Andi Saputra - detikNews
Jakarta - Putusan Mahkamah Agung (MA) dalam perkara
nasabah Bank Century terbelah. Korban Bank Century pun mempertanyakan
kualitas keilmuan hakim agung, yang beda pendapat atas satu kasus.
Perkara
yang dimaksud yaitu kasus Bank Century Cabang Solo, Jawa Tengah, di
mana MA memerintahkan membayar 27 uang nasabah sebesar Rp 35 miliar.
Tapi dalam perkara serupa untuk Bank Century Cabang Surabaya, MA
menyatakan Bank Century tidak perlu membayar uang nasabah Wahyudi
Prasetio sebesar Rp 66 miliar.
Padahal kasusnya sama yaitu dana nasabah yang ditempatkan dalam produk reksadana PT Antaboga Delta Sekuritas.
"Dalam
kasus pertama, MA menilai kasus ini perbuatan melawan hukum yaitu Bank
Century memperdagangkan reksadana illegal. Namun dalam putusan kedua,
kasus ini dibuat menjadi masalah wanprestasi saja, yaitu menjadi cidera
janji antara dua belah pihak yaitu Wahyudi dengan Antaboga," kata
koordinator nasabah korban Bank Century (kini Bank Mutiara), Anton Ziput
saat berbincang dengan detikcom, Senin (26/11/2012).
Dua majelis
hakim yang mempunyai dua pandangan membuat Ziput geleng-geleng kepala.
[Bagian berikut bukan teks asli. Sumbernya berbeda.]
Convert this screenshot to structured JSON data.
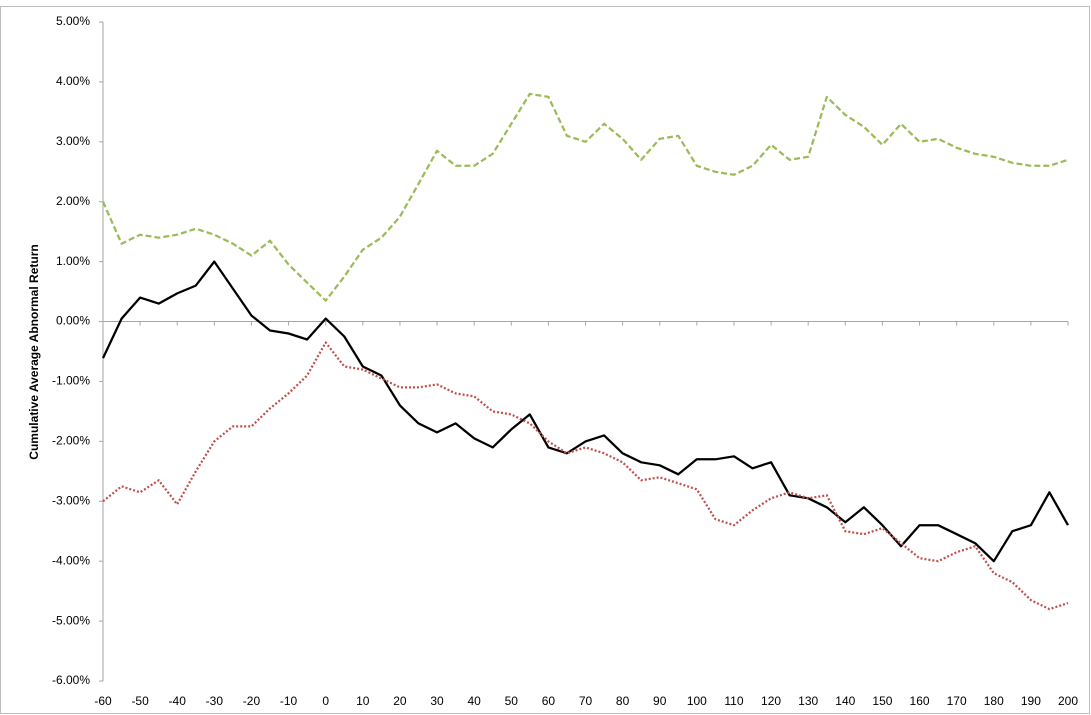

Dalam putusan yang pertama, majelis kasasi beranggotakan Abdul Kadir
Mappong, Abdullah Gani Abdullah dan Suwardi. Dalam putusan setebal 153
halaman tersebut disebut bahwa Bank Century telah melakukan perbuatan
melawan hukum.
Putusan bertanggal 16 April 2012 ini tidak diikuti
oleh majelis hakim pada kasus kedua yang diketok belakangan yaitu pada 2
Mei 2012. Yaitu majelis hakim yang terdiri dari hakim agung Prof
Rehngena Purba dengan anggota Syamsul Maarif dan Djafni Djamal. Rehngena
dkk juga menjadikan putusan itu yang harus diikuti oleh hakim lain pada
kasus yang serupa (yurisprudensi).
"Apakah MA tidak bisa membedakan antara wanprestasi dengan perbuatan melawan hukum?," tanya Ziput.